Sure, lounging on the couch eating pizza and thinking up the world’s best Tinder line may sound like a great night, but you know what’s even more productive?
Snagging a date in person. And yes, it’s still possible to meet someone without swiping right.
There’s no denying that dating apps are convenient, but over time, they’ve morphed into dateless voids rife with ghosting. And while you certainly see more faces than you would by stopping at the neighbourhood bar, chances are you’re not actually meetingmost of these phantom matches. (And if you are, send us your best dating tips). But for the rest of us, it’s a good time to revisit the basics: meeting people in real life.
Kat Haselkorn, DC-based Three Day Rule matchmaker shares her insights for meeting people off an app. To help you snag more successful dates, we’ve arranged the tips by personality types, so you can find someone who won’t be bored with your CrossFit chatter.
If You’re An Athlete
Research has shown that working out with a partner can strengthen your bond and keep you motivated, according to U.S. News & World Report.
Admittedly, meeting someone at the gym may not be the best choice, since you risk turning into the weight room creep. The answer? Look for ways to exercise outside the gym so you find a partner who equally geeks out over BMI.

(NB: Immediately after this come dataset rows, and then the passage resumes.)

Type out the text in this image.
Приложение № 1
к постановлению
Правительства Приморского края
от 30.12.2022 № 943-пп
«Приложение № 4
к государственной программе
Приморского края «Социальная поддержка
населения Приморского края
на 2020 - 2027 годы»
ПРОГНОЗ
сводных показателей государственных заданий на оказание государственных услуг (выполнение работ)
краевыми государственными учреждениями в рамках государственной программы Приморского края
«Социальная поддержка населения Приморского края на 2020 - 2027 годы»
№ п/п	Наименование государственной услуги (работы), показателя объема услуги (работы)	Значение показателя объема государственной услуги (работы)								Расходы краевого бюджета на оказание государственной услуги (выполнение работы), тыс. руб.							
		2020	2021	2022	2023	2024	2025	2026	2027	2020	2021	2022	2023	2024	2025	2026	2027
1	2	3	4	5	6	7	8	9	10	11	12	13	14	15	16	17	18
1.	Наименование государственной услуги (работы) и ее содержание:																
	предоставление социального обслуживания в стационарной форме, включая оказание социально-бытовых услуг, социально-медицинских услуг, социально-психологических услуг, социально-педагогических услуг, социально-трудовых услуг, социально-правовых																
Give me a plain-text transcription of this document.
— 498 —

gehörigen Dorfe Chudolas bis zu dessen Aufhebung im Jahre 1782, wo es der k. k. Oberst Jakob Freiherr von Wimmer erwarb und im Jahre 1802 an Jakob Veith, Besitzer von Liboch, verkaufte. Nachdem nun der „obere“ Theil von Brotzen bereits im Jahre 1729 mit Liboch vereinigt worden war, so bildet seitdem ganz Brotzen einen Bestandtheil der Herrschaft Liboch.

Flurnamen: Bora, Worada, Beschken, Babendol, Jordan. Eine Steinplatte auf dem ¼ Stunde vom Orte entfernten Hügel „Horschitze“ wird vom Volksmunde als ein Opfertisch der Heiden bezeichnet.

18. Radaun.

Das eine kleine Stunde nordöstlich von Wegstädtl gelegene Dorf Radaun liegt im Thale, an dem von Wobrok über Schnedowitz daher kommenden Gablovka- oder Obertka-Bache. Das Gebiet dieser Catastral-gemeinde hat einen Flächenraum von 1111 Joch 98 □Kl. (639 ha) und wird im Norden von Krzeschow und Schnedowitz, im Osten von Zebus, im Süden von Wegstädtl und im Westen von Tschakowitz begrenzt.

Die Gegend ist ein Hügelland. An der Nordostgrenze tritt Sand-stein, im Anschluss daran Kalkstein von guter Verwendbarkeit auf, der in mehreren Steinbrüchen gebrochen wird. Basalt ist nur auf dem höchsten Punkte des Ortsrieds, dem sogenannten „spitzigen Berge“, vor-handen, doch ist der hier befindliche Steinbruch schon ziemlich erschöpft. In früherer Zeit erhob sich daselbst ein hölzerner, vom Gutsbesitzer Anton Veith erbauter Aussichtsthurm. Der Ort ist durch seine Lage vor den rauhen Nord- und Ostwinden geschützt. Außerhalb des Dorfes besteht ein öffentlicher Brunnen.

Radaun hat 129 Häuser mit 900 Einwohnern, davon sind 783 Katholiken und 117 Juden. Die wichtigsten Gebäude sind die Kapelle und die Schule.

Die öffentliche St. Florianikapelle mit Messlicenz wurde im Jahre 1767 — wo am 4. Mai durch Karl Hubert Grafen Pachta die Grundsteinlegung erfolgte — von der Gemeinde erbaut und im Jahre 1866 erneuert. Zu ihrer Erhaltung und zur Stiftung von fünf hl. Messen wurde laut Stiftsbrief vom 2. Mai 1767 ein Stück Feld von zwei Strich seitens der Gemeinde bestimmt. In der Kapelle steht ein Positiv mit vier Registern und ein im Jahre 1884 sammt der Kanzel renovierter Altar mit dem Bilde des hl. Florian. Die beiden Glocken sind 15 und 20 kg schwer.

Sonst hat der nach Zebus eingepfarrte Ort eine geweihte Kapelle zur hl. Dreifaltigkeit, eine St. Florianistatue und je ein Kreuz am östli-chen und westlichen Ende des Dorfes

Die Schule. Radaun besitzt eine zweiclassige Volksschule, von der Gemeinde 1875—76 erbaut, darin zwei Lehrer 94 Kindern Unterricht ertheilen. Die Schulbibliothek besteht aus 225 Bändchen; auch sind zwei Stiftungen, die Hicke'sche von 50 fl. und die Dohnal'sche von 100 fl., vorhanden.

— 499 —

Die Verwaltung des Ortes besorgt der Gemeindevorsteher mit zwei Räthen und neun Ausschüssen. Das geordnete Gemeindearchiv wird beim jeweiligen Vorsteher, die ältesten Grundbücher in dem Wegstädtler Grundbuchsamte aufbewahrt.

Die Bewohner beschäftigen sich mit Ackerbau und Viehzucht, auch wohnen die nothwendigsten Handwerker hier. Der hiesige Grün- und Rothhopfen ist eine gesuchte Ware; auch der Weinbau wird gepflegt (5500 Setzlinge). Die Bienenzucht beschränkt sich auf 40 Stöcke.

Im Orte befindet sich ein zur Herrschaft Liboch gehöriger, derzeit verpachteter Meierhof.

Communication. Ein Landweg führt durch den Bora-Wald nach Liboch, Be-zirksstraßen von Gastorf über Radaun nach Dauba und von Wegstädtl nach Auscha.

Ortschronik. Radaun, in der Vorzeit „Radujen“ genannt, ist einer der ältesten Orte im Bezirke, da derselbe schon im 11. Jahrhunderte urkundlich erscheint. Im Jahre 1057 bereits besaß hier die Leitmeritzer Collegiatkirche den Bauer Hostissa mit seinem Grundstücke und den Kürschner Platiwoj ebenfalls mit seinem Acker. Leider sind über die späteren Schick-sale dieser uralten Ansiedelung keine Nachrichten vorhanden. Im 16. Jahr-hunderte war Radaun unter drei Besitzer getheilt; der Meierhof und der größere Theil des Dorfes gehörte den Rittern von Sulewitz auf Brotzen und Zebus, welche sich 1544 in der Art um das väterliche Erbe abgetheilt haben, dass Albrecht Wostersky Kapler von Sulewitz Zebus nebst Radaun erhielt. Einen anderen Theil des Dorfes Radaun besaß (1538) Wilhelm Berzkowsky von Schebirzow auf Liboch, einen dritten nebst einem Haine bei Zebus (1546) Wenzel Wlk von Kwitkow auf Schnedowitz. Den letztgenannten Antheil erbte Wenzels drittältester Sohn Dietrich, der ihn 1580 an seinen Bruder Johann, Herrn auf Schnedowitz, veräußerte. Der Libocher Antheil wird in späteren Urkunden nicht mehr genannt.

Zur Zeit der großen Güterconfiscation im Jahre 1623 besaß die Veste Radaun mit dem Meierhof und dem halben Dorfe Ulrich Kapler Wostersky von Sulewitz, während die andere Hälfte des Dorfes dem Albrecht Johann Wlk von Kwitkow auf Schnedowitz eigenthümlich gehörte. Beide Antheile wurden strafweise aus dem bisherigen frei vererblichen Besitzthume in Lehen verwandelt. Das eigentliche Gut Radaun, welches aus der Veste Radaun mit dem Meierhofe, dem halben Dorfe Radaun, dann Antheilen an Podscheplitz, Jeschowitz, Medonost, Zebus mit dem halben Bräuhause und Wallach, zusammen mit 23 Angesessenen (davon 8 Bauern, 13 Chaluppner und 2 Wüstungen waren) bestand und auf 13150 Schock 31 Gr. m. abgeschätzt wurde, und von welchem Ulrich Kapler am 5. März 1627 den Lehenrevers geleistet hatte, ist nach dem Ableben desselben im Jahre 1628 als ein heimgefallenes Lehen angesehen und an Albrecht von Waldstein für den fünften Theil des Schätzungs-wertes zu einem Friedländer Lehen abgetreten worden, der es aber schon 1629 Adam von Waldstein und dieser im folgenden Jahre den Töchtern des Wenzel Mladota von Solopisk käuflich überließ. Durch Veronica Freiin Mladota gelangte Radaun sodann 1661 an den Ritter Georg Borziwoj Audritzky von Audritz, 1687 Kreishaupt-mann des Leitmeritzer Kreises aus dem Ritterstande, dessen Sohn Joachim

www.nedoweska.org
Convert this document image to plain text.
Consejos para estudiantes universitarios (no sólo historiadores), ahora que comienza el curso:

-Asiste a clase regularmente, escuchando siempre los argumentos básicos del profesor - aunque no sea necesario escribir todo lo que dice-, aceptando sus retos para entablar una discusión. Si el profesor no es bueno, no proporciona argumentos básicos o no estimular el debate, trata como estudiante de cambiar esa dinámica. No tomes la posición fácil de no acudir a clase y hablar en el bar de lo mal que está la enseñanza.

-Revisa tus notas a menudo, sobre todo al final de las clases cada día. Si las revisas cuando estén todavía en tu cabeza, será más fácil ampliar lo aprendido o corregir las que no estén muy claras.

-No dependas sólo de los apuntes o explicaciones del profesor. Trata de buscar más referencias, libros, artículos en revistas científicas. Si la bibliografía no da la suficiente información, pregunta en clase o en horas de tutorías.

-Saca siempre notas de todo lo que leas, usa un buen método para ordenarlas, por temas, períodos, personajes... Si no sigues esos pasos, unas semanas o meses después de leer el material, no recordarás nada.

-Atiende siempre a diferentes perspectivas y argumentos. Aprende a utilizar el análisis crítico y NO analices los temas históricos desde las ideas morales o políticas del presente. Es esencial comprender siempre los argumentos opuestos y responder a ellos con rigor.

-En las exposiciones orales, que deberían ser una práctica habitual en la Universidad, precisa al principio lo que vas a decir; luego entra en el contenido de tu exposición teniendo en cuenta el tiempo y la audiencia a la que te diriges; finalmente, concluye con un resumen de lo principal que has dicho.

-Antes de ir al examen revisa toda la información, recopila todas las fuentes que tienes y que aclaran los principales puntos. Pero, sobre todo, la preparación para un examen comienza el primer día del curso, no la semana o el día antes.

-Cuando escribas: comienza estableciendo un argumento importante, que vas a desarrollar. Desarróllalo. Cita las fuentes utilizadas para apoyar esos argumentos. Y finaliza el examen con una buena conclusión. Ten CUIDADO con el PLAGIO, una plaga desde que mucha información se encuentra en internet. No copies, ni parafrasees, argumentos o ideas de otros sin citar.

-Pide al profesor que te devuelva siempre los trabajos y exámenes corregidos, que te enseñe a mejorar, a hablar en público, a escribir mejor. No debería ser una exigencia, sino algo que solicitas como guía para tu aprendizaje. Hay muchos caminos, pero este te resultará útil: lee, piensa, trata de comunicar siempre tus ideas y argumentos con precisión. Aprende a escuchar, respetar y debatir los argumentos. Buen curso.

“Join a league,” suggests Haselkorn. “There are a number of leagues for those who play soccer, tennis, and more traditional sports. If you’re area runner, check out Lululemon or local running stores for a fun group environment. You can meet other fit individuals and consistently see the same faces every week when the group gets together.”
If You’re Outdoorsy
If your perfect date involves swimming in lakes and catching fish for dinner, then you’re definitely the outdoorsy type. And the best way to find someone who shares that interest is by meeting in your natural element: REI. Haselkorn suggests striking up conversations by the camping gear or checking for store-sponsored classes or expeditions.
“Outdoorsy stores like REI and Patagonia also host day trips and classes that can be a great place to meet people who share your interests,” she says.
Or you could sign up for a bouldering class at a local climbing gym. People tend to be friendly and social and it’s easy to start up a conversation — in between climbs, of course.
If You’re An Introvert
Devoting hours to meeting new people probably sounds exhausting, especially if you need plenty of solo time to recharge. Thankfully, there’s no need to overwhelm your calendar. Instead, set a reasonable goal for the number of outings you attend each week.
“Commit to going out to at least one networking event or happy hour per week,” Haselkorn says. “Try something with a clear purpose like trivia, or an industry-specific presentation. If there is a built-in social activity, it’s much easier to come up with topics to chat with people about before or after.”
If You’re A Foodie
Finding a partner whose snobbery for craft beverages rivals your own is possible — if you go seek out other foodies.
“Find a group that does monthly dinner parties or get-togethers at new restaurants around town,” suggests Haselkorn. She recommends joining meetups targeted to specific age groups to better find someone who’s in a similar stage of life.
Food festivals and cooking classes are also great ways to find someone who shares your love of farm-to-table fare.
If You’re A Night Owl
Relationships are hard, but they can be even more challenging when you and your partner have compatibility issues. So if you close down the bar every night, you may not want to date someone who prefers being asleep by midnight.
This is why Haselkorn says night owls should look for their soulmates at late night events or evening sports leagues.
“There are games that start after 8 p.m.,” she says. “Or attend concerts and shows on weeknights,” Haselkorn recommends. “These activities attract other night owls and make it more likely that you’ll find someone with a similar circadian rhythm.”
If You’re A Workaholic
People with demanding work schedules often rely on dating apps since it’s not easy to socialise when you’re always at the office. But Haselkorn says it is possible to be productive and find love — it just takes some creativity.
“Get out of the office and take your work to a cafe or coworking space,” says Haselkorn. “It’s tempting to sit at your desk for long hours when you have a lot on your plate, but simply ‘getting out there’ and bringing your laptop to a coffee shop or alternate workspace can make a big difference.”
And while you’re there, don’t forget to take out the earbuds.
“If you want to meet someone, you need to seem approachable and headphones scream, ‘Don’t talk to me.'”
If You’re A Traveler
“If you’re the kind of person who is regularly on the road, take advantage of the airline lounges,” Haselkorn advises. She believes you’ll find others with similar road warrior lifestyles, since these lounges are used by heavy travellers.
Additionally, Haselkorn recommends spending time in local cafes, remote workplaces, and bars in or near hotels because they’re likely to be frequented by other travellers. And while it might be easiest to take a taxi everywhere, using public transportation options like Uber Pool and hotel shuttles increase your chances of meeting someone organically.